How to Avoid Passing Your Fears on to Your Children

How to Avoid Passing Your Fears on to Your Children

Photo: Alexander_Safonov (Shutterstock)

As parents, we all want our kids to have better lives than our own. This is especially true when it comes to making sure our kids avoid some of our anxieties, whether it’s a fear of flying, driving, heights, or anxieties surrounding money or socializing.

“It’s not easy because we all have something that we are afraid of,” said Susan Newman, a psychologist, parenting expert and author of Parenting An Only Child: The Joys and Challenges of Raising Your One and Only.

Our children notice more than we realize 

It’s easy to think we can avoid passing on our fears simply by hiding them from our children. However, as Newman points out, children notice more than we realize. “Kids are way more attuned to parents than parents like to believe,” Newman said. “That starts quite early.”

Our children depend on us for all of their physical and emotional needs, which means they are hard-wired to pick up on our words, actions, and body language, whether it’s noticing the way we always avoid dogs, or the way we tense up while driving, or the hushed conversations about money.

“They have their antennae up, attuned to how their parents are acting and reacting,” Newman said. “If we think we’re camouflaging our anxiety, it’s highly unlikely.”

How we can model healthy coping strategies 

Kids are going to notice our fears. Becoming completely fearless usually isn’t an option—and may not be the best strategy, given that some amount of fear is normal and healthy—so the best way to help your kids avoid your fears is by acknowledging them and modeling healthy coping strategies.

Some of Newman’s suggestions include actively working on your own fears, finding other adults who can help your children with activities you fear, and reading books to your kids about conquering your fears.

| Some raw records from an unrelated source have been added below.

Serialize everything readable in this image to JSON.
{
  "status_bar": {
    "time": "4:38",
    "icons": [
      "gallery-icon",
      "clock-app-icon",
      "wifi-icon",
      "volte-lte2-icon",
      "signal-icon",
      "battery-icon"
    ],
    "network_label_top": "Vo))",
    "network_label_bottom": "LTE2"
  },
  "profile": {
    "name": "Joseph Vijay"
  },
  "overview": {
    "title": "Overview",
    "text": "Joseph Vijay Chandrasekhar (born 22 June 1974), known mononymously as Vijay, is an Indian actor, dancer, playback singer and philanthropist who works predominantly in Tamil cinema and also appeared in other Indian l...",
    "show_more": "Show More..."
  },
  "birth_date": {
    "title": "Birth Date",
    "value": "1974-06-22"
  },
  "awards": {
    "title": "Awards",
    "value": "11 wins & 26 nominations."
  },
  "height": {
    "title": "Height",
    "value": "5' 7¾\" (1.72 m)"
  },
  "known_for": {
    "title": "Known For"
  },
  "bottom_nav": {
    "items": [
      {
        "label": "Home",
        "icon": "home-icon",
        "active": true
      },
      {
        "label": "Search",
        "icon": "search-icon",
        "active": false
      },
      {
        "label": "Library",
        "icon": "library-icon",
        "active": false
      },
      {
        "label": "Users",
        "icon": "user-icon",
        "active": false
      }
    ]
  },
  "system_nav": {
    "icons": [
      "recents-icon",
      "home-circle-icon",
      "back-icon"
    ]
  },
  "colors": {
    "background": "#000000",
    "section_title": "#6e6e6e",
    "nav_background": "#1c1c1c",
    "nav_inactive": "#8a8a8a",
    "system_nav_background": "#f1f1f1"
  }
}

Sometimes, it also helps to be honest with your kids. “Often you can explain to your child what you missed,” Newman said. For example, if you are afraid of swimming, you can explain your regret at not taking swimming lessons during your childhood, and all of the potential activities you missed out on as a result.

Avoid saying “be careful”

Newman also recommends avoiding telling your child to be careful, as that tends to be a statement that evokes fear or caution. Instead, she recommends using specific language and focusing on problem-solving. For example, instead of telling your child to be careful about climbing a tree, you can ask them if they’ve thought about how they are going to climb it.

Talking this through with your child can help them think through how they might climb the tree, what the potential risks are, and if it’s something they think they can do successfully.

“You’re giving the child the tools they need to assess situations they may be in without you,” Newman said.